Hadoop Streaming

Hadoop Streaming
----------------
Hadoop streaming is a utility that comes with the Hadoop distribution. The utility allows you to create and run Map/Reduce jobs with any executable or script as the mapper and/or the reducer. For example:
$HADOOP_HOME/bin/hadoop jar $HADOOP_HOME/hadoop-streaming.jar -input myInputDirs -output myOutputDir -mapper /bin/cat -reducer /bin/wc
How Streaming Works
-------------------
In the above example, both the mapper and the reducer are executables that read the input from stdin (line by line) and emit the output to stdout. The utility will 
create a Map/Reduce job, submit the job to an appropriate cluster, and monitor the progress of the job until it completes.

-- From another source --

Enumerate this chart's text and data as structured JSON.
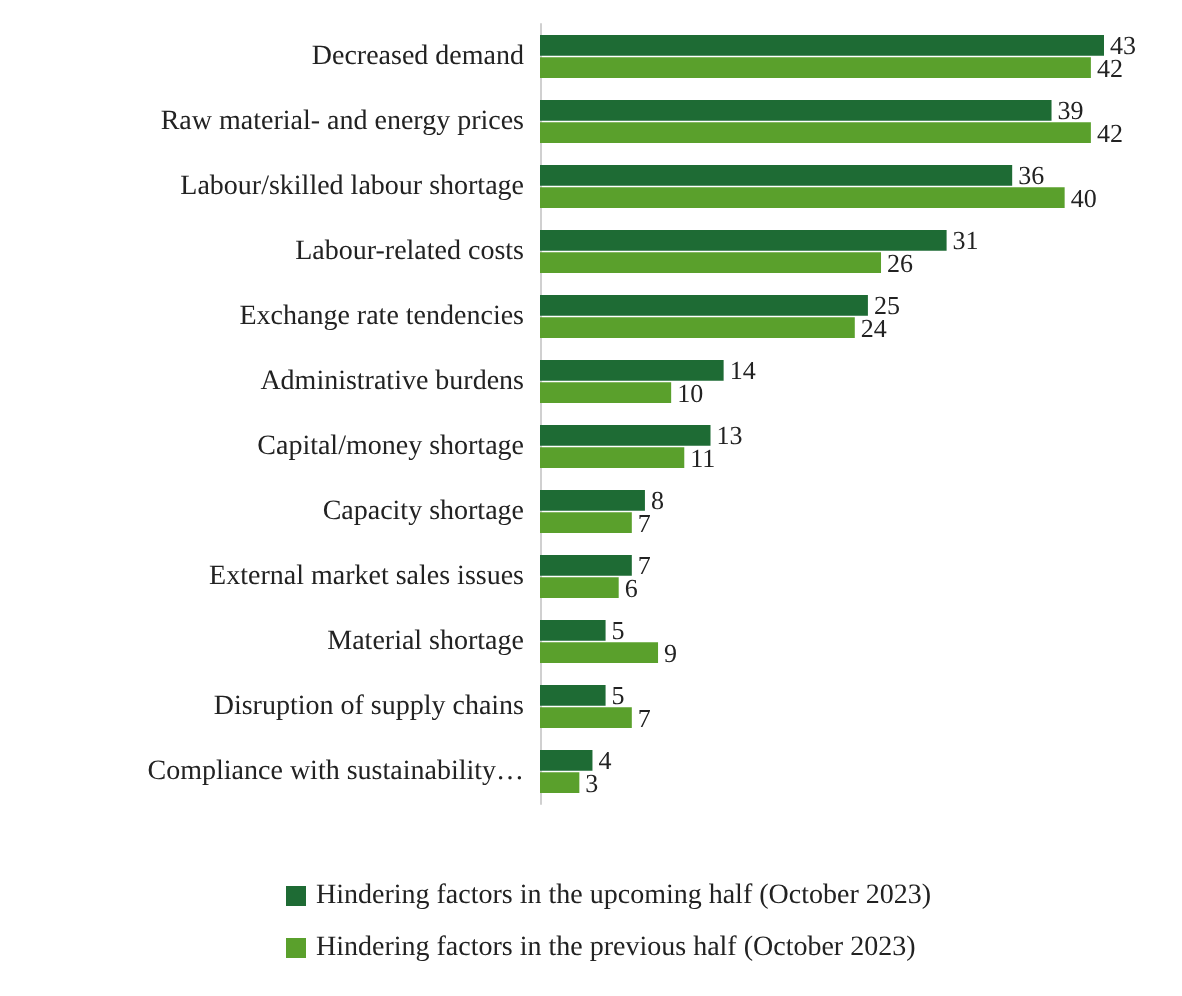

When an executable is specified for mappers, each mapper task will launch the executable as a separate process when the mapper is initialized. As the mapper task runs, it converts its inputs into lines and feed the lines to the stdin of the process. In the meantime, the mapper collects the line oriented outputs from the stdout of the process and converts each line into a key/value pair, which is collected as the output of the mapper. By default, the prefix of a line up to the first tab character is the key and the rest of the line (excluding the tab character) will be the value. If there is no tab character in the line, then entire line is considered as key and the value is null.
Streaming Options can be find as below.
[root@dbversity.com]# hadoop jar /usr/lib/hadoop-mapreduce/hadoop-streaming.jar -info
Usage: $HADOOP_PREFIX/bin/hadoop jar hadoop-streaming.jar [options]
Options:
 -input <path> DFS input file(s) for the Map step.
 -output <path> DFS output directory for the Reduce step.
 -mapper <cmd|JavaClassName> Optional. Command to be run as mapper.
 -combiner <cmd|JavaClassName> Optional. Command to be run as combiner.
 -reducer <cmd|JavaClassName> Optional. Command to be run as reducer.
 -file <file> Optional. File/dir to be shipped in the Job jar file.
 Deprecated. Use generic option "-files" instead.
 -inputformat <TextInputFormat(default)|SequenceFileAsTextInputFormat|JavaClassName>
 Optional. The input format class.
 -outputformat <TextOutputFormat(default)|JavaClassName>
 Optional. The output format class.
 -partitioner <JavaClassName> Optional. The partitioner class.
 -numReduceTasks <num> Optional. Number of reduce tasks.
 -inputreader <spec> Optional. Input recordreader spec.
 -cmdenv <n>=<v> Optional. Pass env.var to streaming commands.
 -mapdebug <cmd> Optional. To run this script when a map task fails.
 -reducedebug <cmd> Optional. To run this script when a reduce task fails.
 -io <identifier> Optional. Format to use for input to and output
 from mapper/reducer commands
 -lazyOutput Optional. Lazily create Output.
 -background Optional. Submit the job and don't wait till it completes.
 -verbose Optional. Print verbose output.
 -info Optional. Print detailed usage.
 -help Optional. Print help message.
Generic options supported are
-conf <configuration file> specify an application configuration file
-D <property=value> use value for given property
-fs <local|namenode:port> specify a namenode
-jt <local|jobtracker:port> specify a job tracker
-files <comma separated list of files> specify comma separated files to be copied to the map reduce cluster
-libjars <comma separated list of jars> specify comma separated jar files to include in the classpath.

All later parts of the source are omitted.